In further relief to families, the Proton Exora will come with free servicing, roadside assistance and warranty for five years – the longest such coverage in the industry. “Australia is a tough market and Proton is still new to a lot of people, so we know we have to make a bold statement on price and peace of mind,” says Proton Australia general manager of sales and marketing, Billy Falconer.
“The quality of our cars is now right up there with other manufacturers and the five-year coverage is about sending a message that Proton is here to stay.” Proton says it will offer two versions of its seven-seater when it goes on sale in June 2013 – both will be priced below $30,000 drive-away. The high-grade model also comes with a rear view camera.

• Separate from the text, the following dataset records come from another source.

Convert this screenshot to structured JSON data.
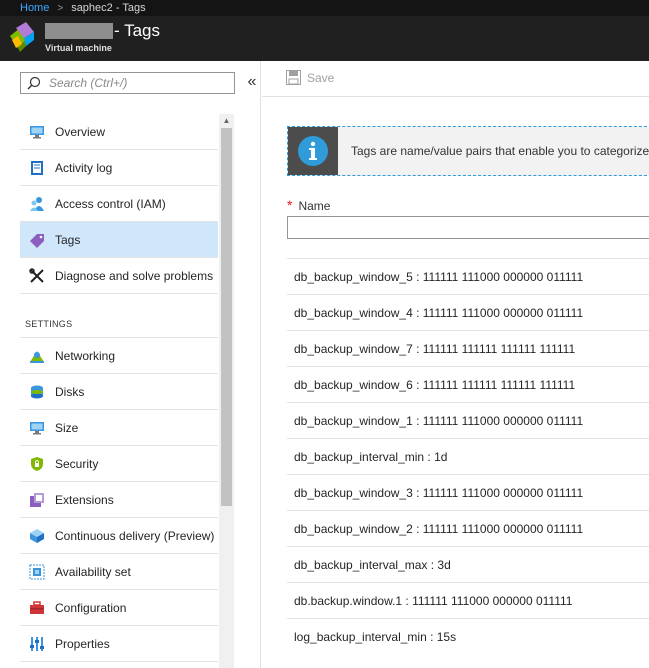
{
  "breadcrumb": {
    "home": "Home",
    "separator": ">",
    "current": "saphec2 - Tags"
  },
  "header": {
    "title": "- Tags",
    "subtitle": "Virtual machine"
  },
  "search": {
    "placeholder": "Search (Ctrl+/)"
  },
  "collapse_label": "«",
  "sidebar": {
    "items": [
      {
        "label": "Overview",
        "icon": "monitor-icon",
        "active": false
      },
      {
        "label": "Activity log",
        "icon": "activity-log-icon",
        "active": false
      },
      {
        "label": "Access control (IAM)",
        "icon": "people-icon",
        "active": false
      },
      {
        "label": "Tags",
        "icon": "tag-icon",
        "active": true
      },
      {
        "label": "Diagnose and solve problems",
        "icon": "wrench-icon",
        "active": false
      }
    ],
    "section_settings": "SETTINGS",
    "settings_items": [
      {
        "label": "Networking",
        "icon": "network-icon"
      },
      {
        "label": "Disks",
        "icon": "disks-icon"
      },
      {
        "label": "Size",
        "icon": "size-icon"
      },
      {
        "label": "Security",
        "icon": "shield-icon"
      },
      {
        "label": "Extensions",
        "icon": "extensions-icon"
      },
      {
        "label": "Continuous delivery (Preview)",
        "icon": "cube-icon"
      },
      {
        "label": "Availability set",
        "icon": "availability-icon"
      },
      {
        "label": "Configuration",
        "icon": "toolbox-icon"
      },
      {
        "label": "Properties",
        "icon": "properties-icon"
      }
    ]
  },
  "toolbar": {
    "save_label": "Save"
  },
  "info": {
    "text": "Tags are name/value pairs that enable you to categorize"
  },
  "form": {
    "name_label": "Name",
    "required_mark": "*",
    "name_value": ""
  },
  "tags": [
    "db_backup_window_5 : 111111 111000 000000 011111",
    "db_backup_window_4 : 111111 111000 000000 011111",
    "db_backup_window_7 : 111111 111111 111111 111111",
    "db_backup_window_6 : 111111 111111 111111 111111",
    "db_backup_window_1 : 111111 111000 000000 011111",
    "db_backup_interval_min : 1d",
    "db_backup_window_3 : 111111 111000 000000 011111",
    "db_backup_window_2 : 111111 111000 000000 011111",
    "db_backup_interval_max : 3d",
    "db.backup.window.1 : 111111 111000 000000 011111",
    "log_backup_interval_min : 15s"
  ],
  "colors": {
    "accent": "#3fa9ff",
    "active_nav": "#cfe6fb",
    "header_bg": "#202020"
  }
}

While the Exora is well equipped, a question mark remains on safety. The Exora comes with stability control (compulsory on all new cars from November 2012) but it only has four airbags – and they’re only protecting front seat occupants. The precious cargo in the second and third rows of seats have no airbag protection.
Proton Australia is unsure what safety rating the Exora will achieve when it is tested by independent authority ANCAP. The highest ANCAP score Proton has received to date is a “marginal” three-star rating (out of five) for its S16 sedan tested in 2011. The Proton Jumbuck ute scored an “unacceptable” one star rating when it was tested in 2010.
The Exora comes to Australia mid-way through its lifecycle. Released in Malaysia three years ago it has just received a facelift; this is the model that will go on sale in Australia. The next generation, all-new version of the Exora due for release in late 2014 or early 2015 will likely be a five-star safety car, Falconer says.
“Proton as a company has fully embraced five-star safety for the future,” he says. “They see it as an essential part of any new model.” Falconer says interest in the Exora has been strong at the motor show. “We’ve got a long list of names of people to contact when it finally goes on sale,” he says. “One lady has already tried to buy the car on display.”